Benefits of using Response Validators

If you understand well, how Default Validator works, then in majority of cases, you don't need to define any other JSON Body assertions. You need to define the Expected Body if you choose Default Validator in the Text Body Assertion. Suppose, I want to validate an API which returns the following response. We are taking a simple response here, how you can validate the complex responses through Default Validators are covered later in this article.

Sample Test Case Response
{
  "key1": "value1",
  "key2": "value2",
  "key3": {
    "keya": "valuea",
    "keyb": "valueb",
    "keyc": "valuec"
  }
}

Now, if you don't want to validate the response with Default Validator, but instead you have defined the following JSON Body assertions to validate the response.

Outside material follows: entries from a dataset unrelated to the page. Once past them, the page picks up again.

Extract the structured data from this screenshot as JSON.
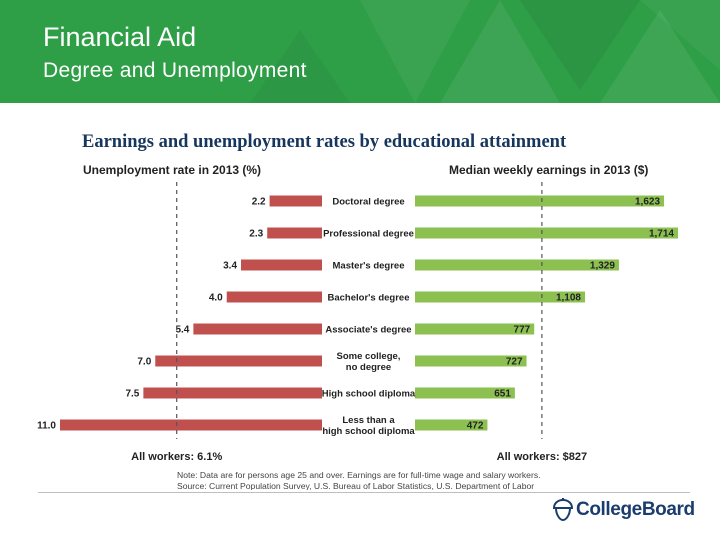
{
  "header": {
    "title": "Financial Aid",
    "subtitle": "Degree and Unemployment"
  },
  "colors": {
    "banner": "#2e9e47",
    "unemployment_bar": "#c0504d",
    "earnings_bar": "#8cc152",
    "heading": "#17365d"
  },
  "chart_data": {
    "type": "bar",
    "title": "Earnings and unemployment rates by educational attainment",
    "categories": [
      "Doctoral degree",
      "Professional degree",
      "Master's degree",
      "Bachelor's degree",
      "Associate's degree",
      "Some college, no degree",
      "High school diploma",
      "Less than a high school diploma"
    ],
    "category_lines": [
      [
        "Doctoral degree"
      ],
      [
        "Professional degree"
      ],
      [
        "Master's degree"
      ],
      [
        "Bachelor's degree"
      ],
      [
        "Associate's degree"
      ],
      [
        "Some college,",
        "no degree"
      ],
      [
        "High school diploma"
      ],
      [
        "Less than a",
        "high school diploma"
      ]
    ],
    "series": [
      {
        "name": "Unemployment rate in 2013 (%)",
        "values": [
          2.2,
          2.3,
          3.4,
          4.0,
          5.4,
          7.0,
          7.5,
          11.0
        ],
        "labels": [
          "2.2",
          "2.3",
          "3.4",
          "4.0",
          "5.4",
          "7.0",
          "7.5",
          "11.0"
        ],
        "average": 6.1,
        "average_label": "All workers: 6.1%",
        "direction": "left"
      },
      {
        "name": "Median weekly earnings in 2013 ($)",
        "values": [
          1623,
          1714,
          1329,
          1108,
          777,
          727,
          651,
          472
        ],
        "labels": [
          "1,623",
          "1,714",
          "1,329",
          "1,108",
          "777",
          "727",
          "651",
          "472"
        ],
        "average": 827,
        "average_label": "All workers: $827",
        "direction": "right"
      }
    ],
    "note": "Note: Data are for persons age 25 and over. Earnings are for full-time wage and salary workers.",
    "source": "Source: Current Population Survey, U.S. Bureau of Labor Statistics, U.S. Department of Labor"
  },
  "footer": {
    "logo_text": "CollegeBoard"
  }
}
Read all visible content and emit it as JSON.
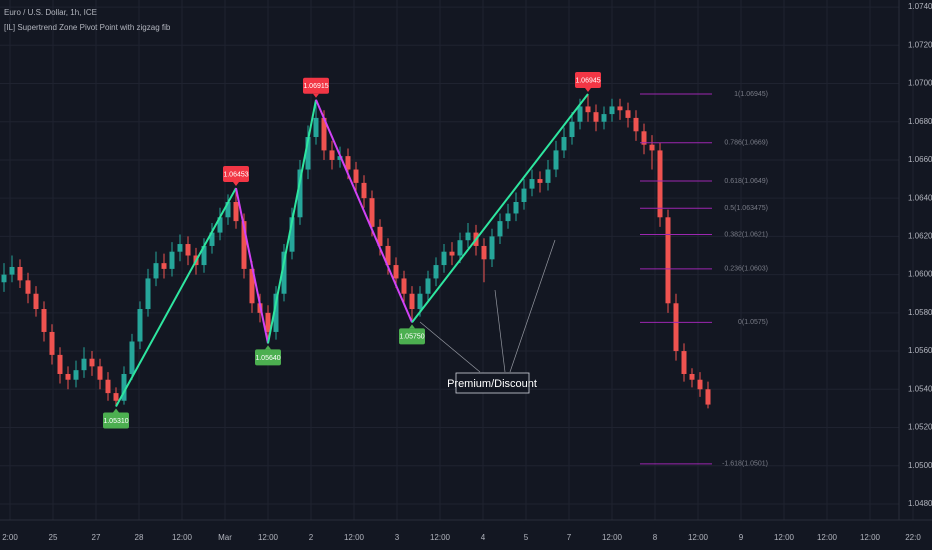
{
  "chart_data": {
    "type": "candlestick",
    "title": "Euro / U.S. Dollar, 1h, ICE",
    "subtitle": "[IL] Supertrend Zone Pivot Point with zigzag fib",
    "annotation": "Premium/Discount",
    "up_color": "#26a69a",
    "down_color": "#ef5350",
    "grid": true,
    "ylim": [
      1.04716,
      1.07437
    ],
    "yticks": [
      {
        "value": 1.048,
        "label": "1.04800"
      },
      {
        "value": 1.05,
        "label": "1.05000"
      },
      {
        "value": 1.052,
        "label": "1.05200"
      },
      {
        "value": 1.054,
        "label": "1.05400"
      },
      {
        "value": 1.056,
        "label": "1.05600"
      },
      {
        "value": 1.058,
        "label": "1.05800"
      },
      {
        "value": 1.06,
        "label": "1.06000"
      },
      {
        "value": 1.062,
        "label": "1.06200"
      },
      {
        "value": 1.064,
        "label": "1.06400"
      },
      {
        "value": 1.066,
        "label": "1.06600"
      },
      {
        "value": 1.068,
        "label": "1.06800"
      },
      {
        "value": 1.07,
        "label": "1.07000"
      },
      {
        "value": 1.072,
        "label": "1.07200"
      },
      {
        "value": 1.074,
        "label": "1.07400"
      }
    ],
    "x_labels": [
      "2:00",
      "25",
      "27",
      "28",
      "12:00",
      "Mar",
      "12:00",
      "2",
      "12:00",
      "3",
      "12:00",
      "4",
      "5",
      "7",
      "12:00",
      "8",
      "12:00",
      "9",
      "12:00",
      "12:00",
      "12:00",
      "22:0"
    ],
    "open": [
      1.0596,
      1.06,
      1.0604,
      1.0597,
      1.059,
      1.0582,
      1.057,
      1.0558,
      1.0548,
      1.0545,
      1.055,
      1.0556,
      1.0552,
      1.0545,
      1.0538,
      1.0534,
      1.0548,
      1.0565,
      1.0582,
      1.0598,
      1.0606,
      1.0603,
      1.0612,
      1.0616,
      1.061,
      1.0605,
      1.0615,
      1.0622,
      1.063,
      1.0638,
      1.0628,
      1.0603,
      1.0585,
      1.058,
      1.057,
      1.059,
      1.0612,
      1.063,
      1.0655,
      1.0672,
      1.0682,
      1.0665,
      1.066,
      1.0662,
      1.0655,
      1.0648,
      1.064,
      1.0625,
      1.0615,
      1.0605,
      1.0598,
      1.059,
      1.0582,
      1.059,
      1.0598,
      1.0605,
      1.0612,
      1.061,
      1.0618,
      1.0622,
      1.0615,
      1.0608,
      1.062,
      1.0628,
      1.0632,
      1.0638,
      1.0645,
      1.065,
      1.0648,
      1.0655,
      1.0665,
      1.0672,
      1.068,
      1.0688,
      1.0685,
      1.068,
      1.0684,
      1.0688,
      1.0686,
      1.0682,
      1.0675,
      1.0668,
      1.0665,
      1.063,
      1.0585,
      1.056,
      1.0548,
      1.0545,
      1.054
    ],
    "high": [
      1.0606,
      1.061,
      1.0608,
      1.0601,
      1.0594,
      1.0586,
      1.0574,
      1.0562,
      1.0552,
      1.0555,
      1.0562,
      1.056,
      1.0556,
      1.0549,
      1.0541,
      1.0552,
      1.0569,
      1.0586,
      1.0603,
      1.0612,
      1.0611,
      1.0617,
      1.0621,
      1.062,
      1.0614,
      1.0619,
      1.0627,
      1.0635,
      1.0642,
      1.06453,
      1.0632,
      1.0607,
      1.059,
      1.0584,
      1.0594,
      1.0616,
      1.0635,
      1.066,
      1.0678,
      1.06915,
      1.0686,
      1.067,
      1.0667,
      1.0666,
      1.0659,
      1.0652,
      1.0644,
      1.0629,
      1.0619,
      1.0609,
      1.0602,
      1.0594,
      1.0594,
      1.0602,
      1.0609,
      1.0616,
      1.0617,
      1.0622,
      1.0627,
      1.0626,
      1.0619,
      1.0624,
      1.0632,
      1.0637,
      1.0643,
      1.065,
      1.0655,
      1.0654,
      1.066,
      1.067,
      1.0677,
      1.0685,
      1.0692,
      1.06945,
      1.0689,
      1.0688,
      1.0692,
      1.0692,
      1.069,
      1.0686,
      1.0679,
      1.0673,
      1.0669,
      1.0634,
      1.059,
      1.0564,
      1.0551,
      1.0549,
      1.0544
    ],
    "low": [
      1.0591,
      1.0596,
      1.0593,
      1.0585,
      1.0578,
      1.0565,
      1.0553,
      1.0543,
      1.054,
      1.0541,
      1.0546,
      1.0547,
      1.054,
      1.0534,
      1.0531,
      1.0532,
      1.0545,
      1.0561,
      1.0578,
      1.0594,
      1.0598,
      1.0599,
      1.0607,
      1.0605,
      1.06,
      1.0601,
      1.0611,
      1.0618,
      1.0626,
      1.0624,
      1.0598,
      1.058,
      1.0575,
      1.0564,
      1.0566,
      1.0586,
      1.0608,
      1.0626,
      1.065,
      1.0668,
      1.066,
      1.0655,
      1.0656,
      1.065,
      1.0643,
      1.0635,
      1.062,
      1.061,
      1.06,
      1.0593,
      1.0585,
      1.0575,
      1.0578,
      1.0586,
      1.0594,
      1.0601,
      1.0605,
      1.0606,
      1.0614,
      1.061,
      1.0596,
      1.0604,
      1.0616,
      1.0624,
      1.0628,
      1.0634,
      1.0641,
      1.0643,
      1.0644,
      1.0651,
      1.0661,
      1.0668,
      1.0676,
      1.068,
      1.0675,
      1.0676,
      1.068,
      1.0681,
      1.0677,
      1.067,
      1.0663,
      1.0655,
      1.0625,
      1.058,
      1.0555,
      1.0544,
      1.0541,
      1.0536,
      1.053
    ],
    "close": [
      1.06,
      1.0604,
      1.0597,
      1.059,
      1.0582,
      1.057,
      1.0558,
      1.0548,
      1.0545,
      1.055,
      1.0556,
      1.0552,
      1.0545,
      1.0538,
      1.0534,
      1.0548,
      1.0565,
      1.0582,
      1.0598,
      1.0606,
      1.0603,
      1.0612,
      1.0616,
      1.061,
      1.0605,
      1.0615,
      1.0622,
      1.063,
      1.0638,
      1.0628,
      1.0603,
      1.0585,
      1.058,
      1.057,
      1.059,
      1.0612,
      1.063,
      1.0655,
      1.0672,
      1.0682,
      1.0665,
      1.066,
      1.0662,
      1.0655,
      1.0648,
      1.064,
      1.0625,
      1.0615,
      1.0605,
      1.0598,
      1.059,
      1.0582,
      1.059,
      1.0598,
      1.0605,
      1.0612,
      1.061,
      1.0618,
      1.0622,
      1.0615,
      1.0608,
      1.062,
      1.0628,
      1.0632,
      1.0638,
      1.0645,
      1.065,
      1.0648,
      1.0655,
      1.0665,
      1.0672,
      1.068,
      1.0688,
      1.0685,
      1.068,
      1.0684,
      1.0688,
      1.0686,
      1.0682,
      1.0675,
      1.0668,
      1.0665,
      1.063,
      1.0585,
      1.056,
      1.0548,
      1.0545,
      1.054,
      1.0532
    ],
    "pivots": [
      {
        "index": 14,
        "value": 1.0531,
        "label": "1.05310"
      },
      {
        "index": 29,
        "value": 1.06453,
        "label": "1.06453"
      },
      {
        "index": 33,
        "value": 1.0564,
        "label": "1.05640"
      },
      {
        "index": 39,
        "value": 1.06915,
        "label": "1.06915"
      },
      {
        "index": 51,
        "value": 1.0575,
        "label": "1.05750"
      },
      {
        "index": 73,
        "value": 1.06945,
        "label": "1.06945"
      }
    ],
    "fib_levels": [
      {
        "value": 1.06945,
        "label": "1(1.06945)"
      },
      {
        "value": 1.0669,
        "label": "0.786(1.0669)"
      },
      {
        "value": 1.0649,
        "label": "0.618(1.0649)"
      },
      {
        "value": 1.063475,
        "label": "0.5(1.063475)"
      },
      {
        "value": 1.0621,
        "label": "0.382(1.0621)"
      },
      {
        "value": 1.0603,
        "label": "0.236(1.0603)"
      },
      {
        "value": 1.0575,
        "label": "0(1.0575)"
      },
      {
        "value": 1.0501,
        "label": "-1.618(1.0501)"
      }
    ]
  }
}
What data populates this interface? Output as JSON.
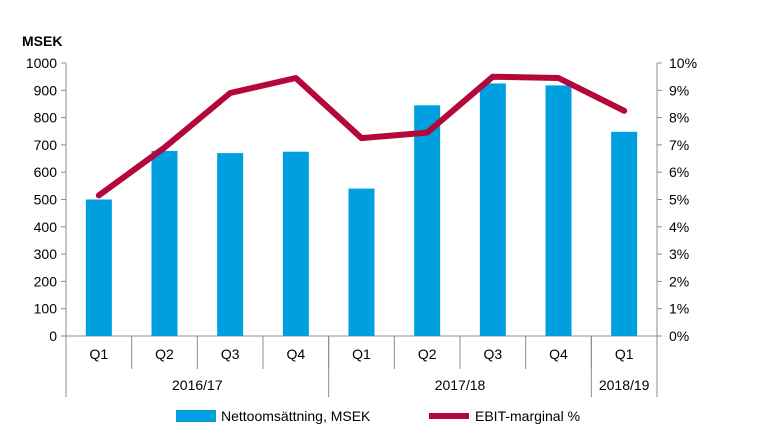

With Default Validator, you can convert these multiple JSON Body assertions into one assertion, but you need to set the Expected Body in this case.



So, benefits of using this approach are:

  1. Easier to Define
    Even if you don't know the expected response body in advance then just set the empty object ({}). When you execute this test case, you will have an option to copy actual response body to expected response body.
  2. Easier to maintain
    If your test case response changes in future then you can use function "Copy Actual to Expected" to update the expected body after reviewing the Diff Report with a single click.
  3. Easier to visualise changes
    Diff report is more compact and pretty way to visualise the test case failures.